Kernel decomposition as direct sum, related to minimal polynomial of a linear operator

Question

How to show the following:

Let $T: V_F \to V_F$ be a linear operator and $f(x)$ be the minimal polynomial of $T$ over $F$. Let $$f(x)=g_1(x)g_2(x)\cdots g_n(x)$$ where the $g_i$'s are monic and pairwise relatively prime. Then $g_i(x)$ is the minimal polynomial of the linear operator $T|_{\ker g_i(T)}: \ker g_i(T) \to \ker g_i(T)$ and $V=\oplus_{i=1}^n \ker g_i(T).$

Added: Using the result for $n=2$ is permissible.

i.e. you may assume that

Let $T: V_F \to V_F$ be a linear operator and $f(x)$ be the minimal polynomial of $T$ over $F$. Let $$f(x)=g_1(x)g_2(x)$$ where $g_1$ and $g_2$ are monic and relatively prime.
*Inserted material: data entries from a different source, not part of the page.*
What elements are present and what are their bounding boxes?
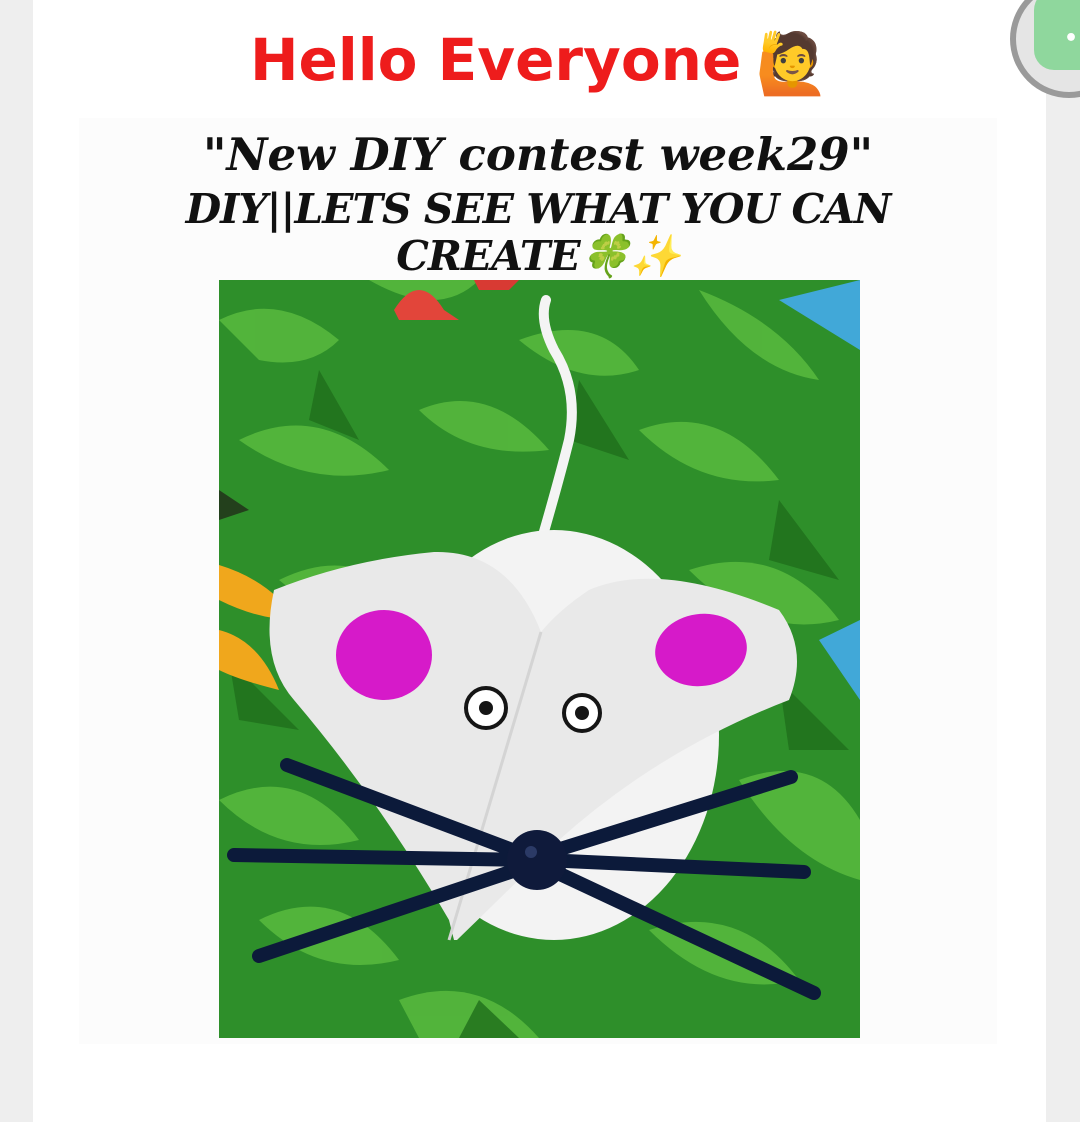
mouse-craft-photo <box>219 280 860 1038</box>
image-caption-line2: DIY||LETS SEE WHAT YOU CAN <box>185 185 892 233</box>
raising-hand-emoji-icon: 🙋 <box>755 29 831 99</box>
post-greeting: Hello Everyone 🙋 <box>0 26 1080 99</box>
floating-button-dots: •• <box>1064 26 1080 51</box>
image-caption-title: "New DIY contest week29" <box>202 128 874 181</box>
image-caption-line3: CREATE🍀✨ <box>396 232 680 280</box>
greeting-text: Hello Everyone <box>249 26 742 94</box>
post-image[interactable]: "New DIY contest week29" DIY||LETS SEE W… <box>79 118 997 1044</box>
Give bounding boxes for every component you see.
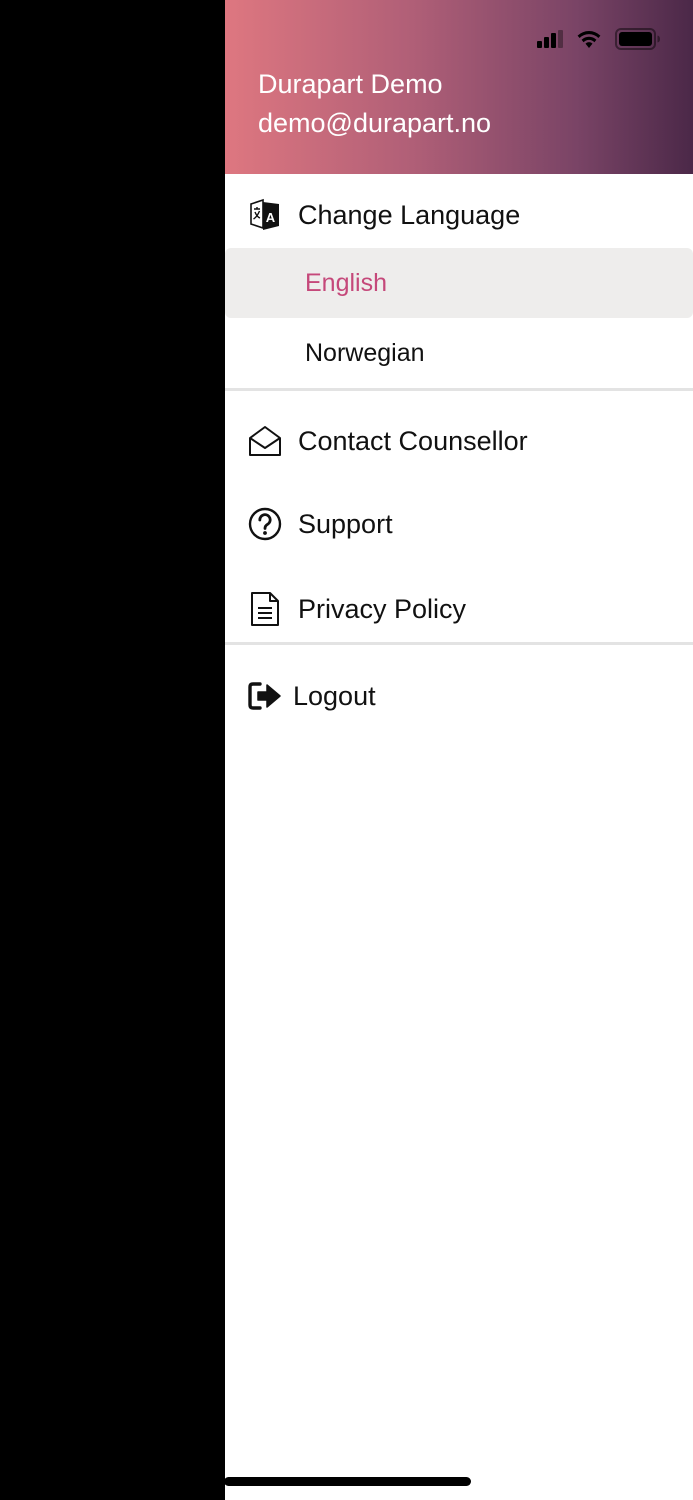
svg-text:A: A <box>266 210 276 225</box>
menu-item-label: Contact Counsellor <box>298 425 528 456</box>
navigation-drawer: Durapart Demo demo@durapart.no A Change … <box>225 0 693 1500</box>
language-label: English <box>305 268 387 297</box>
menu-item-privacy-policy[interactable]: Privacy Policy <box>225 574 693 644</box>
app-screen: Durapart Demo demo@durapart.no A Change … <box>0 0 693 1500</box>
drawer-backdrop[interactable] <box>0 0 225 1500</box>
translate-icon: A <box>248 198 282 232</box>
menu-item-logout[interactable]: Logout <box>225 661 693 731</box>
menu-item-label: Change Language <box>298 199 521 230</box>
menu-item-change-language[interactable]: A Change Language <box>225 180 693 250</box>
language-option-english[interactable]: English <box>225 248 693 318</box>
divider <box>225 388 693 391</box>
home-indicator[interactable] <box>224 1477 471 1486</box>
menu-item-label: Logout <box>293 680 376 711</box>
user-name: Durapart Demo <box>258 69 443 99</box>
user-email: demo@durapart.no <box>258 108 492 138</box>
logout-icon <box>248 679 282 713</box>
question-circle-icon <box>248 507 282 541</box>
status-bar <box>523 24 661 54</box>
envelope-open-icon <box>248 424 282 458</box>
menu-item-support[interactable]: Support <box>225 489 693 559</box>
wifi-icon <box>577 30 601 48</box>
language-label: Norwegian <box>305 338 425 367</box>
language-option-norwegian[interactable]: Norwegian <box>225 318 693 388</box>
menu-item-contact-counsellor[interactable]: Contact Counsellor <box>225 406 693 476</box>
menu-item-label: Privacy Policy <box>298 593 467 624</box>
battery-icon <box>615 28 661 50</box>
cellular-signal-icon <box>537 30 563 48</box>
document-icon <box>248 592 282 626</box>
drawer-header: Durapart Demo demo@durapart.no <box>225 0 693 174</box>
divider <box>225 642 693 645</box>
menu-item-label: Support <box>298 508 393 539</box>
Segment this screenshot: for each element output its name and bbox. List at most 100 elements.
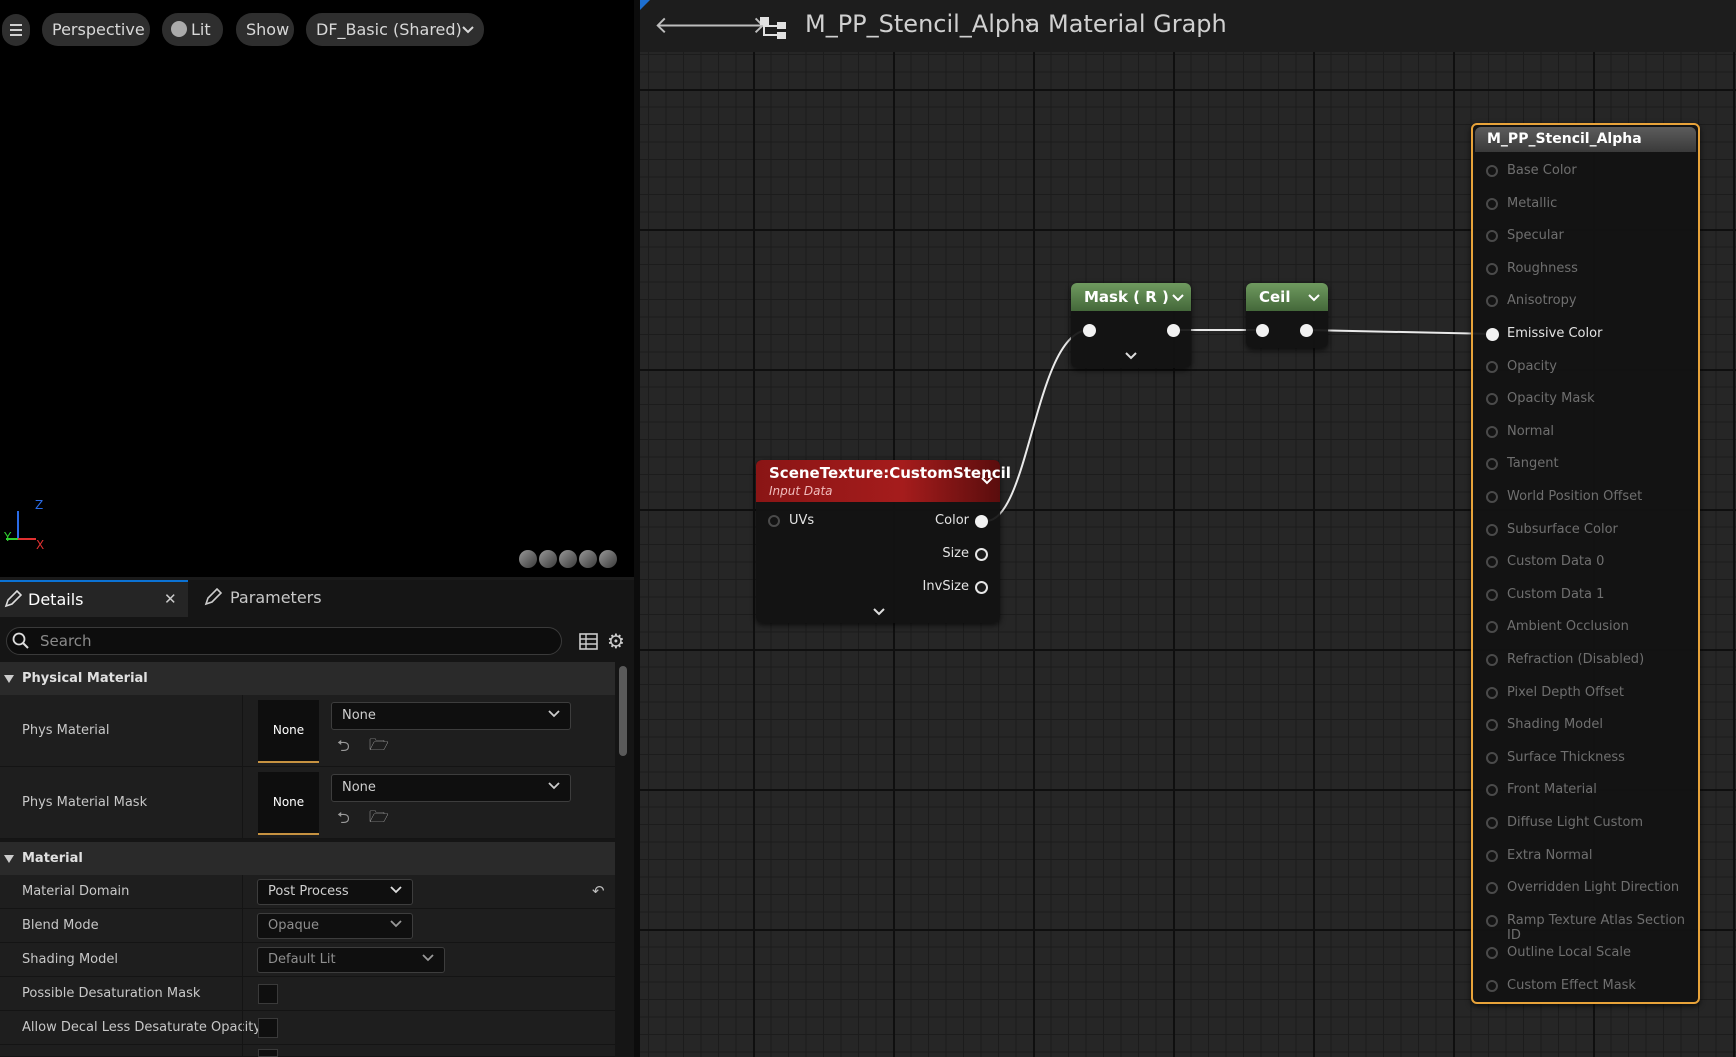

Then $g_i(x)$ is the minimal polynomial of the linear operator $T|_{\ker g_i(T)}: \ker g_i(T) \to \ker g_i(T)$ and $V=\ker g_1(T)\oplus\ker g_2(T).$

Answer 1

For an induction, the cases $n\leq2$ are either obvious or given. For the inductive case $n>2$, the essential observation is that $g_1g_2\ldots g_{n-1}$ and $g_n$ are relatively prime; this is the reason that it is essential that the hypothesis be that the $g_i$ are pairwise relatively prime (no two have a common irreducible factor, as opposed to the weaker condition of having no common irreducible factor to all of them at once). To obtain from that hypothesis that $g_1g_2\ldots g_{n-1}$ and $g_n$ are relatively prime, one could for contradiction assume a common irreducible factor, and by the repeated form of Euclids lemma see that it is a common factor of $g_n$ and at least one of $g_1,\ldots,g_{n-1}$. With this established, one gets by the admitted case $n=2$: $$ V=\ker(g_1g_2\ldots g_{n-1}(T))\oplus\ker g_n(T). $$ Finally apply the induction hypothesis to further decompose the first summand.